Elle nota la phrase sans être certaine de la comprendre tout à fait, et le regarda grimper l’échelle qui menait au sommet de la première tour, où l’attendait sa petite équipe : deux hommes qui tenaient les extrémités du système de tension, et une femme plus âgée, Wilhelmine, qui avait autrefois marché elle-même sur ce même fil et supervisait maintenant chaque installation avec une exigence qu’aucun jeune funambule n’osait discuter.

— Prêt ? demanda-t-elle.

— Prêt.

— Tu te sens comment, dans ton corps ?

— Bien. Vraiment bien. En bonne santé, la tête claire, dans l’instant.

— C’est tout ce que je te demande. Le reste, c’est de la technique, ça s’entraîne. Ça, ça ne s’entraîne pas.

Il posa un pied sur le fil, puis l’autre, et avança, les bras ouverts, sans regarder en bas, la foule silencieuse en dessous de lui comme suspendue elle aussi. À mi-parcours, un souffle de vent le fit vaciller une fraction de seconde — rien de visible pour la foule, tout pour lui — et il se répéta, dans sa tête, la phrase qu’il venait de dire à la journaliste sans même s’en rendre compte : le risque n’existe pas, le risque n’existe pas. Il retrouva son aplomb et continua.

Vers les deux tiers du parcours, un pigeon dérangé par les vibrations du fil s’envola brusquement devant lui, si près qu’il sentit le battement d’ailes contre sa joue. La foule retint son souffle plus fort encore ; Aurèle, lui, ne broncha pas — il avait appris, avec les années, qu’un sursaut du corps face à l’imprévu se corrige par le silence intérieur, jamais par la tension des muscles, qui elle, se voit, se sent, et déséquilibre plus sûrement que n’importe quel oiseau.

Arrivé de l’autre côté, sous les applaudissements, il descendit rejoindre sa petite équipe, qui l’accueillit sans effusion excessive — c’était leur habitude, ils avaient vu trop de traversées pour s’émerveiller à chaque fois, mais leur présence silencieuse disait tout ce qu’il fallait.

— On fait quoi, ce soir ? demanda l’un des deux hommes de l’équipe, en rangeant le matériel.

— Ce qu’on veut, dit Aurèle. C’est ça, la liberté qu’on s’est donnée en faisant ce métier. Faire ce qu’on veut, quand on veut, avec les gens qu’on aime. On pourrait manger tous ensemble.

Wilhelmine, en coulant un dernier regard vers le fil qu’on démontait déjà, ajouta, plus pour elle-même que pour les autres :

— Le bonheur, ça vit tous les jours, pas juste les jours de traversée. C’est facile de le sentir fort là, sur le fil, devant tout le monde. Le vrai travail, c’est de le sentir pareil demain, un mardi ordinaire, sans public.

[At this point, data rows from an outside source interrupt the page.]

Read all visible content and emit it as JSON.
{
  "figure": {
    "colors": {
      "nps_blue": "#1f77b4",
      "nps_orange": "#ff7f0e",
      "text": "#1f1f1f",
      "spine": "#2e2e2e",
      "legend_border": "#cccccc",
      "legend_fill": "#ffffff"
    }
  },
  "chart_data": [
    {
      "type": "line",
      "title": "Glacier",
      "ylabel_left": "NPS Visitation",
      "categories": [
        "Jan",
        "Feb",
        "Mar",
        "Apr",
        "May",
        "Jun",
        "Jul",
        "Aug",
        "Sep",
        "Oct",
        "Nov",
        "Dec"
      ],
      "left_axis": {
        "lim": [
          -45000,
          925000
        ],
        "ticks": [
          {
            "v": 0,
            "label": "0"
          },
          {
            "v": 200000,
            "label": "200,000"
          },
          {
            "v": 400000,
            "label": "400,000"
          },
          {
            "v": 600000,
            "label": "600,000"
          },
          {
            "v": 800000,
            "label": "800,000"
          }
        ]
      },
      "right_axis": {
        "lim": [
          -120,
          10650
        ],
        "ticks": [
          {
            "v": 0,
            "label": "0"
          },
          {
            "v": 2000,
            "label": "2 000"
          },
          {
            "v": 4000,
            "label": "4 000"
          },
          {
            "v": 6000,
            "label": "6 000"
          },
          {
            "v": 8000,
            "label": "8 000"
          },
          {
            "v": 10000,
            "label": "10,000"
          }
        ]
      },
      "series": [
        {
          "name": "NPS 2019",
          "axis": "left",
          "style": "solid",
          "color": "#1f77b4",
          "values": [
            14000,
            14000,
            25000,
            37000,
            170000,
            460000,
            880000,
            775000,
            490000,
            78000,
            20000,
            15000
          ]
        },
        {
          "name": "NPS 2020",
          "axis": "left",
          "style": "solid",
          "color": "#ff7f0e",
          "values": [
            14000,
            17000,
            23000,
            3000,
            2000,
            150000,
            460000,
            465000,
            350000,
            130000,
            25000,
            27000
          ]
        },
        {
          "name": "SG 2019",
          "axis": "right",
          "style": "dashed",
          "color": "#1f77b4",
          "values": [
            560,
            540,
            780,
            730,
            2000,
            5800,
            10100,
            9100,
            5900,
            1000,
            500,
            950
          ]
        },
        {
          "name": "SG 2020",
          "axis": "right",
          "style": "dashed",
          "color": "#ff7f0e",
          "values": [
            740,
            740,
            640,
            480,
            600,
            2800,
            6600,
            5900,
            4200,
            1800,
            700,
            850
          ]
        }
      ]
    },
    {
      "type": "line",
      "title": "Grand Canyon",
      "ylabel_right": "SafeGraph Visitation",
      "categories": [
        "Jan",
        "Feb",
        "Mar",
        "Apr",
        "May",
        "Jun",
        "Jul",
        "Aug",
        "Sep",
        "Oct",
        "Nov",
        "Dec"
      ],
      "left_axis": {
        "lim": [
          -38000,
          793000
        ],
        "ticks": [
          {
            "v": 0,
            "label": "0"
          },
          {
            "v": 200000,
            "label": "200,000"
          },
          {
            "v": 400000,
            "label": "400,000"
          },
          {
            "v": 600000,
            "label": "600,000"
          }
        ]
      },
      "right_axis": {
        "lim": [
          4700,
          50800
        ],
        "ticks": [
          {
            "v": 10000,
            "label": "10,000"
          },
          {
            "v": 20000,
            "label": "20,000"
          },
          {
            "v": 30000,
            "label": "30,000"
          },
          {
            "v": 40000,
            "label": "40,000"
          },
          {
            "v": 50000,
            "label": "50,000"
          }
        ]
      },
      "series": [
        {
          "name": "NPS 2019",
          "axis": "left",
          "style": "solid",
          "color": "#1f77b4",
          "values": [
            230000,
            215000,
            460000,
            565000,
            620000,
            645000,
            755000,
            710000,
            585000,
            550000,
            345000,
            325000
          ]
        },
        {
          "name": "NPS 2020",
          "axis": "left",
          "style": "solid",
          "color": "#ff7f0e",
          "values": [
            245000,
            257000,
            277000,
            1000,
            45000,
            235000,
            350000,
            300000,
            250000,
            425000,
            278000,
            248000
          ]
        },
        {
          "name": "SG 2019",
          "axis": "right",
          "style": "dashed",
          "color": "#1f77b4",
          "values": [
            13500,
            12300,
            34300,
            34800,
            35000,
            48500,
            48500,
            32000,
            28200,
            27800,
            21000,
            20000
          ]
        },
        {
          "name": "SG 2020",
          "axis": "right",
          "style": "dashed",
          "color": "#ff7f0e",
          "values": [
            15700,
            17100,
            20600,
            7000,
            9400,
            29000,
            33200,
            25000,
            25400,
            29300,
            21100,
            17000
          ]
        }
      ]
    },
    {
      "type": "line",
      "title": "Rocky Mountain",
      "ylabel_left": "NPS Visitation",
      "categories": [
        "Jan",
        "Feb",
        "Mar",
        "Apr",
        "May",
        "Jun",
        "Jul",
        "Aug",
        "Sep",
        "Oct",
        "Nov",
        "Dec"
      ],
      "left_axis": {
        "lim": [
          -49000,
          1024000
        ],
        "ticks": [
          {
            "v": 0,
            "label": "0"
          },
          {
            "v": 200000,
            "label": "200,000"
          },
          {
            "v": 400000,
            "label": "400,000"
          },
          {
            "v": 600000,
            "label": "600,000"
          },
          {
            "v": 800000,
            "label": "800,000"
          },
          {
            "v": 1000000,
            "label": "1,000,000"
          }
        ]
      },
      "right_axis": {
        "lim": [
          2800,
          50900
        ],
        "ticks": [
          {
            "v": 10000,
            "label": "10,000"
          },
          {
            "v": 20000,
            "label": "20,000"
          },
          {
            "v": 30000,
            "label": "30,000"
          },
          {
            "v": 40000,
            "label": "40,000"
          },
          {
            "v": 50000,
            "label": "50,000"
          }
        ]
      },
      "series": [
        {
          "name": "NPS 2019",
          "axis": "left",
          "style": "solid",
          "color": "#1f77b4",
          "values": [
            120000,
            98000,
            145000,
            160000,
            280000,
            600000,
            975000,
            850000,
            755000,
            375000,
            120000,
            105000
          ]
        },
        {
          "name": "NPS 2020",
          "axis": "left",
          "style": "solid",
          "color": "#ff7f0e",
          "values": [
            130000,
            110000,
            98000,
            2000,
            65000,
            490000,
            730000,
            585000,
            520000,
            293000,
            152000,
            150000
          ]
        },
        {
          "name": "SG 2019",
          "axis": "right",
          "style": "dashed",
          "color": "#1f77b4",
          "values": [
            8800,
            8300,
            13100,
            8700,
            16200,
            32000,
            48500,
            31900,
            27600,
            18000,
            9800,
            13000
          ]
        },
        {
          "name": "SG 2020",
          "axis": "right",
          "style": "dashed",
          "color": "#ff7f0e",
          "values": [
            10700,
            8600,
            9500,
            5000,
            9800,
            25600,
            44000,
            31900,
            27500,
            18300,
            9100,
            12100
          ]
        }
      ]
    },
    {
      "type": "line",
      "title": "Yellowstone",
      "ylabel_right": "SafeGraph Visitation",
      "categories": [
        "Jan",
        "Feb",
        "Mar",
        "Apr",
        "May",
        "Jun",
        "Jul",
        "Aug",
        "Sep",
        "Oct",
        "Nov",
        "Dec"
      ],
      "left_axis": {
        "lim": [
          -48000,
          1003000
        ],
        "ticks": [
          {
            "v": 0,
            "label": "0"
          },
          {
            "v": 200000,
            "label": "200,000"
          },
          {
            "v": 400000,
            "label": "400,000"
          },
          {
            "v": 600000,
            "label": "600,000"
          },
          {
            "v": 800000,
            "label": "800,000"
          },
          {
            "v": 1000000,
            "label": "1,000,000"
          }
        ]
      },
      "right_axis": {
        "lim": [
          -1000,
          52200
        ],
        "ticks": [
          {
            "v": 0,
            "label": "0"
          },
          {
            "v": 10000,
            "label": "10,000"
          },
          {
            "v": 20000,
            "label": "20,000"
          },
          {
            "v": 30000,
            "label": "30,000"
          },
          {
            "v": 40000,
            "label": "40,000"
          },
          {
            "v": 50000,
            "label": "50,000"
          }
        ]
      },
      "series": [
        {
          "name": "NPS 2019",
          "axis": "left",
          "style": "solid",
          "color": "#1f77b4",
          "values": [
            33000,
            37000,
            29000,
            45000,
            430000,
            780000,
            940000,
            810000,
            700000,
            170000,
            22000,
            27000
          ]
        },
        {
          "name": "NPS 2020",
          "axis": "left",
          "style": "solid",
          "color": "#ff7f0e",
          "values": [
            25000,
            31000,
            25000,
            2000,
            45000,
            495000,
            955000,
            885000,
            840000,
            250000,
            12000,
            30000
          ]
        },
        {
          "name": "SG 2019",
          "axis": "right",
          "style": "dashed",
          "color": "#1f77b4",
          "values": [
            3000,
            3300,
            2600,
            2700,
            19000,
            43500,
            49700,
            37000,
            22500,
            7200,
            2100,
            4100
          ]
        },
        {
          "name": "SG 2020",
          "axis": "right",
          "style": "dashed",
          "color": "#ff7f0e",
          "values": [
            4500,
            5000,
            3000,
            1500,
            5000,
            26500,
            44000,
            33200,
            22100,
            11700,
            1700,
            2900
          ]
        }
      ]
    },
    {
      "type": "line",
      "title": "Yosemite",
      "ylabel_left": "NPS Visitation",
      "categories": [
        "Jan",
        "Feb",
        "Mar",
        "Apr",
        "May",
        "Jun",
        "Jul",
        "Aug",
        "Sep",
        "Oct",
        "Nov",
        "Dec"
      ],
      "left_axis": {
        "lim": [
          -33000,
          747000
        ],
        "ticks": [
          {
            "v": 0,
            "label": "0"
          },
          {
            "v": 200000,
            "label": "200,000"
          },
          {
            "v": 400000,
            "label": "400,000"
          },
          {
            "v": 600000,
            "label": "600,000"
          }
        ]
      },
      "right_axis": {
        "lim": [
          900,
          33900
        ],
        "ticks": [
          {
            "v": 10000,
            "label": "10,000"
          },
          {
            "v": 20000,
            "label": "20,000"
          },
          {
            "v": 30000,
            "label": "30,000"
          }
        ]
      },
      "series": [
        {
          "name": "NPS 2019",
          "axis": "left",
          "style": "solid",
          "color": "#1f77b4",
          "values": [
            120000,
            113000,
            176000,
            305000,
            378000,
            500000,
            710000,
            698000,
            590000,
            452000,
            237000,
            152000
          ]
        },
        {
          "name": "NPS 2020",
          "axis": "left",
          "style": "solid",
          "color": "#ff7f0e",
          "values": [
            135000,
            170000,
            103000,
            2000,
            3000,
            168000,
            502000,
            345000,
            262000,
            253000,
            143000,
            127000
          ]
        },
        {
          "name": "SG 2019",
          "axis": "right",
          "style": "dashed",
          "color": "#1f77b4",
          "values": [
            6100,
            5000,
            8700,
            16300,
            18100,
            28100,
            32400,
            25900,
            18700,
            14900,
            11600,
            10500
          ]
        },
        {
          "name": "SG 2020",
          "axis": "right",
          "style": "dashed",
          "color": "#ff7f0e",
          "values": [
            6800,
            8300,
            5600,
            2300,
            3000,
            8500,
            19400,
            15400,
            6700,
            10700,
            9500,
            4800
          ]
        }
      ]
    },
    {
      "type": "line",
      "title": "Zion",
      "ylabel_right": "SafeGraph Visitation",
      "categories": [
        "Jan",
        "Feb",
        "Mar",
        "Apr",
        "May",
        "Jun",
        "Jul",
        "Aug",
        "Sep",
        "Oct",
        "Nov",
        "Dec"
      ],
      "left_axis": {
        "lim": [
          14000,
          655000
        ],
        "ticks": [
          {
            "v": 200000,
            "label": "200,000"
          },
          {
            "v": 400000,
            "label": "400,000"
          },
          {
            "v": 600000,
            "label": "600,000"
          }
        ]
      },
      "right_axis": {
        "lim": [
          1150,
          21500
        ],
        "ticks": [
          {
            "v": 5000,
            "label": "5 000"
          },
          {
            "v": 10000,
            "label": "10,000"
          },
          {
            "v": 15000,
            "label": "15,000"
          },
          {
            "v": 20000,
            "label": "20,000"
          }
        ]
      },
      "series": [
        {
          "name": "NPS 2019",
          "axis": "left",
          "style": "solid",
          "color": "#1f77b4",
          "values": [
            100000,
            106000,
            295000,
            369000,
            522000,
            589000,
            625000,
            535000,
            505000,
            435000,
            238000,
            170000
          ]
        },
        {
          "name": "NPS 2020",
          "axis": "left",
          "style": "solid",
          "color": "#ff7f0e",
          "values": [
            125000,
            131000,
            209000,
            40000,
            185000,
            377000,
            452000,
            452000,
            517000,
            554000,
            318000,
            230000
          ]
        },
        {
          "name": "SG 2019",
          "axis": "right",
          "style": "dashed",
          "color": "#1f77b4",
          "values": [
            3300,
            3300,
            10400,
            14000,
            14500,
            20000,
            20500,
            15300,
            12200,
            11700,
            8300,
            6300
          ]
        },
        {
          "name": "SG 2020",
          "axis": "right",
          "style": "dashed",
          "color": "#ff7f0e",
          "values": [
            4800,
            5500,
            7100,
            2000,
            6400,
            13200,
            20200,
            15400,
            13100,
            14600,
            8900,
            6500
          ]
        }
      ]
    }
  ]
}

— C’est là que ça devient dur, dit Aurèle.

— C’est là que ça devient vrai, corrigea-t-elle. Un plaisir qui dure pas, c’est un feu de paille. Ce qu’on cherche, nous, dans ce métier, c’est pas l’instant sur le fil. C’est l’état qui reste après, tout le reste de la semaine, quand on repense à ce moment-là et qu’il continue de nous tenir debout.

La journaliste, restée à l’écart pour ne pas déranger, s’approcha une dernière fois avant de partir rédiger son article.

— Une dernière question. Vous n’avez jamais eu envie d’arrêter, après une mauvaise traversée ?

— Toutes les traversées sont bonnes, dit Aurèle. Certaines font juste plus peur que d’autres. Le jour où j’aurai plus peur du tout, j’arrête — ce jour-là, c’est que j’aurai arrêté de me rappeler, à chaque pas, que le risque n’existe pas. Et sans ce rappel-là, je ne marche plus, je me contente juste de traverser.

Elle ne comprit toujours pas complètement la phrase, mais elle la garda telle quelle dans son article, sans chercher à l’expliquer davantage — certaines choses, avait-elle appris ce jour-là en le regardant marcher entre les deux tours, se comprennent mieux en les regardant se faire qu’en les entendant se dire.